Thursday, January 13, 2011

The Greatest Discovery Ever

I'm reading Gregory Zuckerman's The Greatest Trade Ever -- not bad, if a bit "baby-talkish" at times -- and I just learned that Isaac Newton discovered gravity (p. 112)! You see, before Newton, no one realized that things fell to the earth.

I also learned the the trader who made the "greatest trade ever," John Paulson, had a marketing director who told potential clients that paulson "might never match the home runs that some rivals were scoring in adventurous areas..." and that his "returns might be more unpredictable than those who carefully spread their money around..." Soooo... lower returns and higher volatility! Who could resist such a marketing pitch?


  1. I guess "law of universal gravitation" sounded scary.

  2. I think you are being a bit harsh, Gene (as is your wont). In Newton's model, "gravity" isn't just "the thing that makes stuff move toward the ground." I don't know what people thought about (what we now call) gravity before Newton, but it sure was something different. They didn't view it as a force that made all massive objects attract each other, and so could explain both a falling apple and the moon's revolutions about the Earth. (If they did know it was the same phenomenon, then fair enough; but surely Zuckerman is relying on the same pop-physics-history that I am.)

    And as far as Paulson, again you are changing what the director has said, in order to make him sound dumb.
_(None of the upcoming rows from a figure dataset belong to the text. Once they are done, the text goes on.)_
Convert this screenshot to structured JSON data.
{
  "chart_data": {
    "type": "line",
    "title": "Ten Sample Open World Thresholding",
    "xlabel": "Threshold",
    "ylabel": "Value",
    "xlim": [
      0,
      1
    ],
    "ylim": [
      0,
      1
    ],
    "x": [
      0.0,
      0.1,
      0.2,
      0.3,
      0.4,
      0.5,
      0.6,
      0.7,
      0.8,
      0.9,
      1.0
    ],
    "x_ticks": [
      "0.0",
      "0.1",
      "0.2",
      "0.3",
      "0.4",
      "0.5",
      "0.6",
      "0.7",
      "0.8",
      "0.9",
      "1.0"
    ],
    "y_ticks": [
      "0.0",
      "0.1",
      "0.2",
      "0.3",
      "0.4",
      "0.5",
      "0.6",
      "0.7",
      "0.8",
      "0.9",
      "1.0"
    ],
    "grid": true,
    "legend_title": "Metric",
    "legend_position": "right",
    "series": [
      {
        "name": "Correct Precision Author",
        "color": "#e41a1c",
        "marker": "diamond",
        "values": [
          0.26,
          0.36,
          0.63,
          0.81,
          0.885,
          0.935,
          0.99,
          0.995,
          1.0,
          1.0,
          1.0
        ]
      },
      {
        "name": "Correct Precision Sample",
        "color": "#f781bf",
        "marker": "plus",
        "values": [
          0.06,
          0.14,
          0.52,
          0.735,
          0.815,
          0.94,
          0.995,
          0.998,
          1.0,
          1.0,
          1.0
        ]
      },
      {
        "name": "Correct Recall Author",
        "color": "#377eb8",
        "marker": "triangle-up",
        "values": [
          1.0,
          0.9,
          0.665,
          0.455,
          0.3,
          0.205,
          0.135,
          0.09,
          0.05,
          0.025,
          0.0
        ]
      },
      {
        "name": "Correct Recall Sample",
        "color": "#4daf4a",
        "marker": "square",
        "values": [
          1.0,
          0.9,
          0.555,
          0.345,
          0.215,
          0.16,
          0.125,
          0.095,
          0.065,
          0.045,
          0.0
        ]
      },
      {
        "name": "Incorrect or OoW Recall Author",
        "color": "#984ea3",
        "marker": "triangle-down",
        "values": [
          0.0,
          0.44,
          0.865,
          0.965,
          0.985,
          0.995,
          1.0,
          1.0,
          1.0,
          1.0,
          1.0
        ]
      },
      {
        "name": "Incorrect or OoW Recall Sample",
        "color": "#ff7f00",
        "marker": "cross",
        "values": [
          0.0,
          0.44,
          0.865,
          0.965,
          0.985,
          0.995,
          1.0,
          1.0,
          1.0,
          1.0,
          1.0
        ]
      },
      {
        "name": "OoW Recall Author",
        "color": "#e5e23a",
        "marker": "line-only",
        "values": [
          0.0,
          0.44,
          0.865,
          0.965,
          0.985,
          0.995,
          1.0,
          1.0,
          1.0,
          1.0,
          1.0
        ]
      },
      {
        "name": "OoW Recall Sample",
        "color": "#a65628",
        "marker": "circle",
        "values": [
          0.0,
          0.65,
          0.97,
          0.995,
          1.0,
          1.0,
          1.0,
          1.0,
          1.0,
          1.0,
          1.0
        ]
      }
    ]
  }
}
Read your own quotation again carefully: What the guy is saying is that Paulson doesn't earn as high a rate of return as the highest earners in the industry, and that he is more volatile than the people with the lowest volatility in the industry. It doesn't follow that his portfolio stinks; one could argue that it's juuuust right.

  3. Well, Bob, I might grant you two -- still it's a strange way to market someone.

    One is just wrong, however. Aristotle had a theory of gravity. Newton was not the first to have the idea that the same force explains the planets orbits and apples falling. He was not even the first to hit upon an inverse square law -- Halley and Hooke had done that, as well as others in the Middle Ages.

    From Wikipedia:
    "What Newton did was to show how the inverse-square law of attraction had many necessary mathematical connections with observable features of the motions of bodies in the solar system; and that they were related in such a way that the observational evidence and the mathematical demonstrations, taken together, gave reason to believe that the inverse square law was not just approximately true but exactly true..."

  4. So you're telling me, Newton wasn't doing integrals under a tree, and an apple hit him on the head?

    And I suppose next you'll tell me Jesus wasn't really born on December 25.

  5. In the case of something that isn't directly observable, but that has to be inferred from things that are observable, demonstration (however imperfect) should really be the criterion of discovery. It is always fun to deflate the giants, but Hooke did not have the mathematical genius to produce anything on the scale of the Principia, and there's a reason Halley was elated to see Newton's proof.

    So while "Newton discovered gravity" is obviously silly, "Newton discovered the law of universal gravitation" is a pretty straightforward reading of the historical record.

  6. "So while "Newton discovered gravity" is obviously silly, "Newton discovered the law of universal gravitation" is a pretty straightforward reading of the historical record."

    I agree! What Hooke and Halley had was not nearly what Newton achieved. I never meant to imply otherwise.